I would include support from the health services as well, I think.

I've just seen in the last year my two SILs having babies here in France. Their births were straightforward, no real issues. After birth, they were given private rooms, where they stayed for 5 days until breastfeeding was established, and mum and baby fully recovered. Nurses took care of the babies at night so the mums could catch some sleep (they would bring them in for feeding). They had physiologists and gynecologists come see them to make sure physically things were looking good, and to give them postnatal exercises. They had breastfeeding support workers.
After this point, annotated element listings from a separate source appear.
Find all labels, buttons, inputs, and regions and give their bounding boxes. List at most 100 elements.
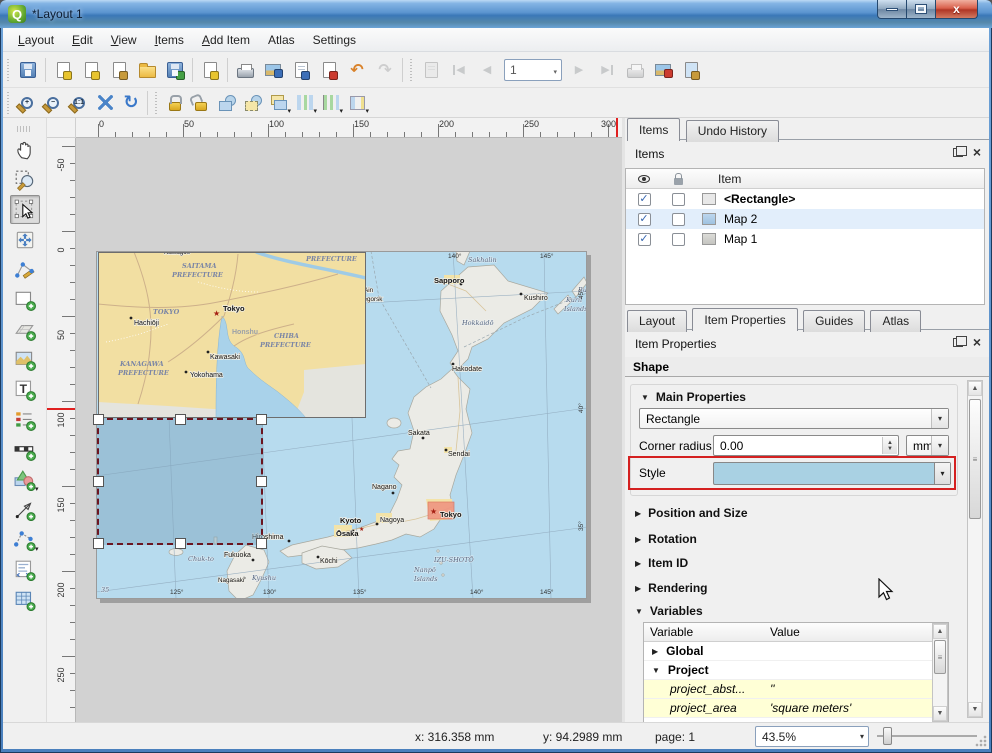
variables-scrollbar[interactable]: ▲ ≡ ▼: [932, 623, 948, 722]
lock-checkbox[interactable]: [672, 233, 685, 246]
zoom-full-button[interactable]: [92, 90, 118, 116]
tab-items[interactable]: Items: [627, 118, 680, 141]
add-picture-button[interactable]: [10, 345, 40, 374]
toolbar-grip[interactable]: [153, 92, 160, 114]
shape-type-select[interactable]: Rectangle ▾: [639, 408, 949, 429]
previous-feature-button[interactable]: ◀: [473, 56, 501, 84]
visibility-checkbox[interactable]: ✓: [638, 193, 651, 206]
close-panel-icon[interactable]: ×: [973, 336, 981, 348]
align-items-button[interactable]: ▾: [292, 90, 318, 116]
pan-tool-button[interactable]: [10, 135, 40, 164]
add-scalebar-button[interactable]: [10, 435, 40, 464]
resize-items-button[interactable]: ▾: [344, 90, 370, 116]
section-item-id[interactable]: ▶Item ID: [635, 556, 688, 570]
resize-handle-e[interactable]: [256, 476, 267, 487]
save-as-template-button[interactable]: [161, 56, 189, 84]
resize-handle-sw[interactable]: [93, 538, 104, 549]
distribute-items-button[interactable]: ▾: [318, 90, 344, 116]
undo-button[interactable]: ↶: [343, 56, 371, 84]
selected-rectangle-item[interactable]: [97, 418, 263, 545]
resize-handle-nw[interactable]: [93, 414, 104, 425]
add-map-button[interactable]: [10, 285, 40, 314]
title-bar[interactable]: Q *Layout 1 x: [0, 0, 992, 28]
preview-atlas-button[interactable]: [417, 56, 445, 84]
menu-view[interactable]: View: [102, 30, 146, 50]
add-legend-button[interactable]: [10, 405, 40, 434]
layout-canvas[interactable]: Sakhalin140°145°AinnegorskSapporoHokkaid…: [76, 138, 622, 722]
item-row-map2[interactable]: ✓ Map 2: [626, 209, 984, 229]
toolbar-grip[interactable]: [408, 59, 415, 81]
corner-radius-spinbox[interactable]: 0.00 ▲▼: [713, 435, 899, 456]
layout-manager-button[interactable]: [105, 56, 133, 84]
zoom-out-button[interactable]: −: [40, 90, 66, 116]
toolbar-grip[interactable]: [5, 92, 12, 114]
lock-items-button[interactable]: [162, 90, 188, 116]
tab-guides[interactable]: Guides: [803, 310, 865, 332]
item-row-rectangle[interactable]: ✓ <Rectangle>: [626, 189, 984, 209]
next-feature-button[interactable]: ▶: [565, 56, 593, 84]
tab-atlas[interactable]: Atlas: [870, 310, 921, 332]
raise-items-button[interactable]: ▾: [266, 90, 292, 116]
new-from-template-button[interactable]: [196, 56, 224, 84]
print-atlas-button[interactable]: [621, 56, 649, 84]
add-label-button[interactable]: T: [10, 375, 40, 404]
visibility-checkbox[interactable]: ✓: [638, 213, 651, 226]
lock-checkbox[interactable]: [672, 193, 685, 206]
atlas-page-field[interactable]: [508, 61, 542, 79]
close-button[interactable]: x: [936, 0, 978, 19]
last-feature-button[interactable]: ▶: [593, 56, 621, 84]
section-position-and-size[interactable]: ▶Position and Size: [635, 506, 748, 520]
print-layout-button[interactable]: [231, 56, 259, 84]
select-move-item-tool-button[interactable]: [10, 195, 40, 224]
duplicate-layout-button[interactable]: [77, 56, 105, 84]
lock-checkbox[interactable]: [672, 213, 685, 226]
section-rendering[interactable]: ▶Rendering: [635, 581, 708, 595]
atlas-settings-button[interactable]: [677, 56, 705, 84]
redo-button[interactable]: ↷: [371, 56, 399, 84]
style-button[interactable]: ▾: [713, 462, 951, 485]
page-dropdown-icon[interactable]: ▾: [553, 68, 557, 76]
properties-scrollbar[interactable]: ▲ ≡ ▼: [967, 380, 983, 718]
close-panel-icon[interactable]: ×: [973, 146, 981, 158]
unlock-items-button[interactable]: [188, 90, 214, 116]
resize-handle-se[interactable]: [256, 538, 267, 549]
item-row-map1[interactable]: ✓ Map 1: [626, 229, 984, 249]
maximize-button[interactable]: [907, 0, 936, 19]
group-items-button[interactable]: [214, 90, 240, 116]
zoom-level-select[interactable]: 43.5% ▾: [755, 726, 869, 747]
zoom-in-button[interactable]: +: [14, 90, 40, 116]
visibility-checkbox[interactable]: ✓: [638, 233, 651, 246]
resize-handle-s[interactable]: [175, 538, 186, 549]
save-project-button[interactable]: [14, 56, 42, 84]
tab-layout[interactable]: Layout: [627, 310, 687, 332]
edit-nodes-item-tool-button[interactable]: [10, 255, 40, 284]
export-image-button[interactable]: [259, 56, 287, 84]
map2-tokyo-inset[interactable]: KawagoeSAITAMAPREFECTUREPREFECTURETOKYOT…: [98, 252, 366, 418]
ungroup-items-button[interactable]: [240, 90, 266, 116]
zoom-actual-button[interactable]: 1:1: [66, 90, 92, 116]
toolbar-grip[interactable]: [5, 59, 12, 81]
add-html-button[interactable]: [10, 555, 40, 584]
menu-settings[interactable]: Settings: [304, 30, 365, 50]
first-feature-button[interactable]: ◀: [445, 56, 473, 84]
atlas-page-input[interactable]: ▾: [504, 59, 562, 81]
add-shape-button[interactable]: ▾: [10, 465, 40, 494]
refresh-button[interactable]: ↻: [118, 90, 144, 116]
zoom-slider[interactable]: [877, 735, 977, 737]
minimize-button[interactable]: [877, 0, 907, 19]
tab-undo-history[interactable]: Undo History: [686, 120, 779, 142]
export-pdf-button[interactable]: [315, 56, 343, 84]
spin-arrows[interactable]: ▲▼: [882, 437, 897, 454]
variables-group-global[interactable]: ▶ Global: [644, 642, 948, 661]
resize-handle-w[interactable]: [93, 476, 104, 487]
add-arrow-button[interactable]: [10, 495, 40, 524]
zoom-slider-handle[interactable]: [883, 727, 892, 745]
move-item-content-tool-button[interactable]: [10, 225, 40, 254]
open-template-button[interactable]: [133, 56, 161, 84]
export-atlas-button[interactable]: [649, 56, 677, 84]
menu-layout[interactable]: Layout: [9, 30, 63, 50]
section-variables[interactable]: ▼Variables: [635, 604, 703, 618]
zoom-tool-button[interactable]: [10, 165, 40, 194]
float-panel-icon[interactable]: [953, 148, 963, 157]
menu-add-item[interactable]: Add Item: [193, 30, 259, 50]
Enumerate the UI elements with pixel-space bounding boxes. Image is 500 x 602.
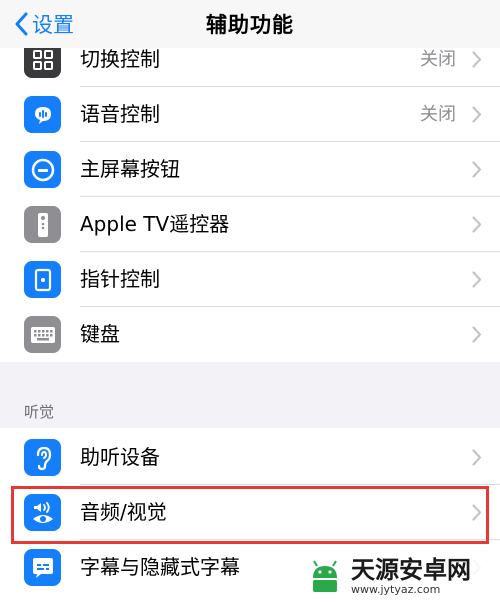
row-label: 助听设备: [80, 445, 160, 469]
back-button[interactable]: 设置: [14, 8, 74, 40]
watermark-title: 天源安卓网: [351, 555, 471, 584]
row-label: 键盘: [80, 322, 120, 346]
chevron-right-icon: [472, 106, 482, 123]
row-value: 关闭: [420, 104, 456, 125]
chevron-right-icon: [472, 504, 482, 521]
android-logo-icon: [313, 560, 337, 592]
watermark: 天源安卓网 www.jytyaz.com: [305, 552, 500, 600]
audio-visual-icon: [24, 494, 61, 531]
row-label: Apple TV遥控器: [80, 212, 230, 236]
row-audio-visual[interactable]: 音频/视觉: [0, 485, 500, 540]
chevron-right-icon: [472, 216, 482, 233]
row-label: 字幕与隐藏式字幕: [80, 555, 240, 579]
pointer-control-icon: [24, 261, 61, 298]
chevron-left-icon: [15, 12, 28, 36]
ear-icon: [24, 439, 61, 476]
chevron-right-icon: [472, 51, 482, 68]
tv-remote-icon: [24, 206, 61, 243]
row-label: 语音控制: [80, 102, 160, 126]
settings-group-interaction: 切换控制 关闭 语音控制 关闭 主屏幕按钮 Apple TV遥控器 指针控制 键…: [0, 32, 500, 362]
subtitles-icon: [24, 549, 61, 586]
row-voice-control[interactable]: 语音控制 关闭: [0, 87, 500, 142]
navigation-bar: 设置 辅助功能: [0, 0, 500, 48]
keyboard-icon: [24, 316, 61, 353]
chevron-right-icon: [472, 271, 482, 288]
row-label: 音频/视觉: [80, 500, 167, 524]
watermark-url: www.jytyaz.com: [351, 582, 441, 596]
row-apple-tv-remote[interactable]: Apple TV遥控器: [0, 197, 500, 252]
row-label: 主屏幕按钮: [80, 157, 180, 181]
chevron-right-icon: [472, 161, 482, 178]
page-title: 辅助功能: [206, 13, 294, 37]
row-pointer-control[interactable]: 指针控制: [0, 252, 500, 307]
voice-control-icon: [24, 96, 61, 133]
row-home-button[interactable]: 主屏幕按钮: [0, 142, 500, 197]
home-button-icon: [24, 151, 61, 188]
section-header-hearing: 听觉: [24, 403, 55, 421]
row-label: 指针控制: [80, 267, 160, 291]
row-hearing-devices[interactable]: 助听设备: [0, 430, 500, 485]
chevron-right-icon: [472, 326, 482, 343]
back-label[interactable]: 设置: [32, 9, 74, 39]
row-keyboard[interactable]: 键盘: [0, 307, 500, 362]
chevron-right-icon: [472, 449, 482, 466]
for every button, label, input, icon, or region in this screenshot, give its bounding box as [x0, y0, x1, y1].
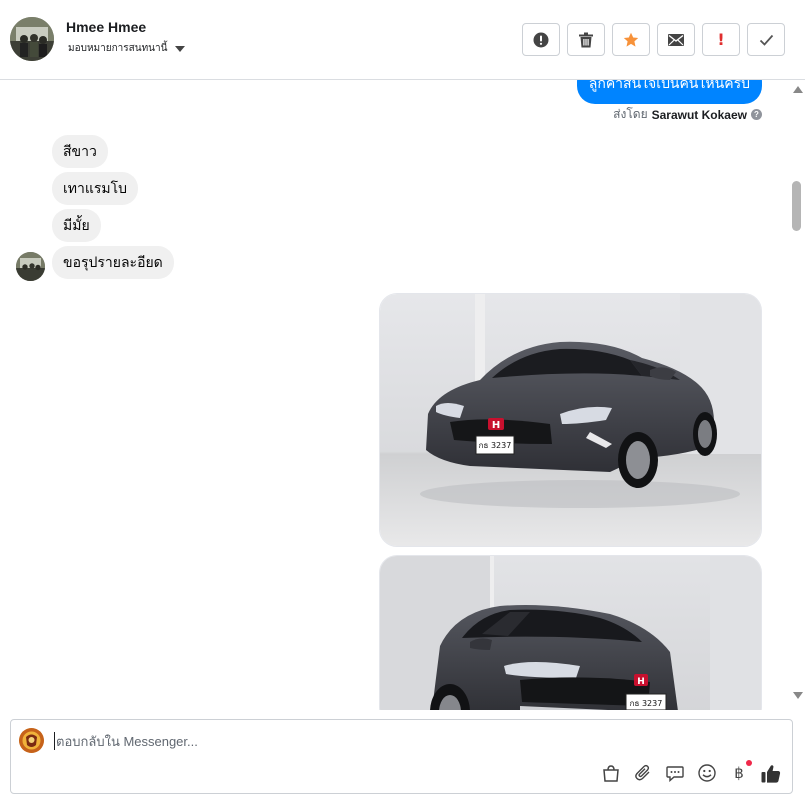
scroll-up-arrow-icon[interactable] — [793, 86, 803, 93]
like-button[interactable] — [760, 762, 782, 784]
alert-circle-icon — [533, 32, 549, 47]
scrollbar-thumb[interactable] — [792, 181, 801, 231]
notification-dot — [746, 760, 752, 766]
contact-avatar[interactable] — [10, 17, 54, 61]
mark-spam-button[interactable] — [522, 23, 560, 56]
outgoing-message-bubble: ลูกค้าสนใจเป็นคันไหนครับ — [576, 80, 762, 104]
scroll-down-arrow-icon[interactable] — [793, 692, 803, 699]
car-badge: H — [637, 677, 645, 687]
reply-composer: ฿ — [10, 719, 793, 794]
conversation-actions: ! — [522, 23, 785, 56]
incoming-message-bubble: เทาแรมโบ — [52, 172, 139, 205]
car-photo-2[interactable]: H กธ 3237 — [379, 555, 762, 710]
mark-unread-button[interactable] — [657, 23, 695, 56]
composer-toolbar: ฿ — [600, 760, 782, 784]
page-avatar — [19, 728, 44, 753]
sent-by-name[interactable]: Sarawut Kokaew — [652, 108, 747, 122]
assign-label: มอบหมายการสนทนานี้ — [68, 43, 168, 54]
reply-input[interactable] — [54, 732, 754, 750]
conversation-header: Hmee Hmee มอบหมายการสนทนานี้ ! — [0, 0, 805, 80]
messenger-inbox: Hmee Hmee มอบหมายการสนทนานี้ ! ลูกค้าสนใ… — [0, 0, 805, 802]
quick-reply-button[interactable] — [664, 762, 686, 784]
envelope-icon — [668, 33, 684, 46]
car-image: H กธ 3237 — [380, 556, 761, 710]
emoji-icon — [698, 764, 716, 782]
mark-done-button[interactable] — [747, 23, 785, 56]
saved-replies-icon — [603, 764, 619, 782]
thumbs-up-icon — [761, 764, 781, 783]
message-thread[interactable]: ลูกค้าสนใจเป็นคันไหนครับ ส่งโดย Sarawut … — [0, 80, 790, 710]
flag-important-button[interactable]: ! — [702, 23, 740, 56]
emoji-button[interactable] — [696, 762, 718, 784]
sender-avatar[interactable] — [16, 252, 45, 281]
caret-down-icon — [175, 45, 186, 52]
star-icon — [623, 32, 639, 47]
attach-file-button[interactable] — [632, 762, 654, 784]
payment-icon: ฿ — [734, 764, 744, 782]
delete-button[interactable] — [567, 23, 605, 56]
check-icon — [759, 34, 773, 46]
trash-icon — [579, 32, 593, 47]
incoming-message-bubble: สีขาว — [52, 135, 108, 168]
license-plate: กธ 3237 — [479, 441, 512, 450]
contact-name[interactable]: Hmee Hmee — [66, 19, 146, 35]
thread-scrollbar[interactable] — [790, 80, 805, 710]
quick-reply-icon — [666, 765, 684, 782]
incoming-message-bubble: มีมั้ย — [52, 209, 101, 242]
payment-button[interactable]: ฿ — [728, 760, 752, 784]
attachment-icon — [635, 764, 650, 781]
car-badge: H — [492, 420, 500, 431]
car-photo-1[interactable]: H กธ 3237 — [379, 293, 762, 547]
star-button[interactable] — [612, 23, 650, 56]
help-icon[interactable]: ? — [751, 109, 762, 120]
incoming-message-bubble: ขอรุปรายละอียด — [52, 246, 174, 279]
saved-replies-button[interactable] — [600, 762, 622, 784]
assign-conversation-dropdown[interactable]: มอบหมายการสนทนานี้ — [68, 41, 186, 56]
license-plate: กธ 3237 — [630, 699, 663, 708]
sent-by-prefix: ส่งโดย — [613, 107, 648, 121]
sent-by-label: ส่งโดย Sarawut Kokaew ? — [613, 105, 762, 124]
car-image: H กธ 3237 — [380, 294, 761, 546]
exclamation-icon: ! — [717, 30, 725, 49]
Every French woman who has heard my labour story has been shocked, I mean jaw-droppingly shocked. The idea that a woman with an emergency section after 2 days of labour would A) be forced to take care of her baby all on her own, on a noisy ward, and then B) sent home 36 hours after surgery, was simply insane to them.

I arrived home with DS having not slept a wink in 4 days, totally shattered from labour and surgery -- and then expected to hit the ground running, as it were. I feel like I never got a chance to recover at all from birth, and that massively affected my ability to cope with newborn life.

I feel like it's a feminist issue because I strongly believe men would not be forced to cope with such physical demands with so little support. And I wonder how many cases of PND might be prevented if women had access to more care in the aftermath of birth.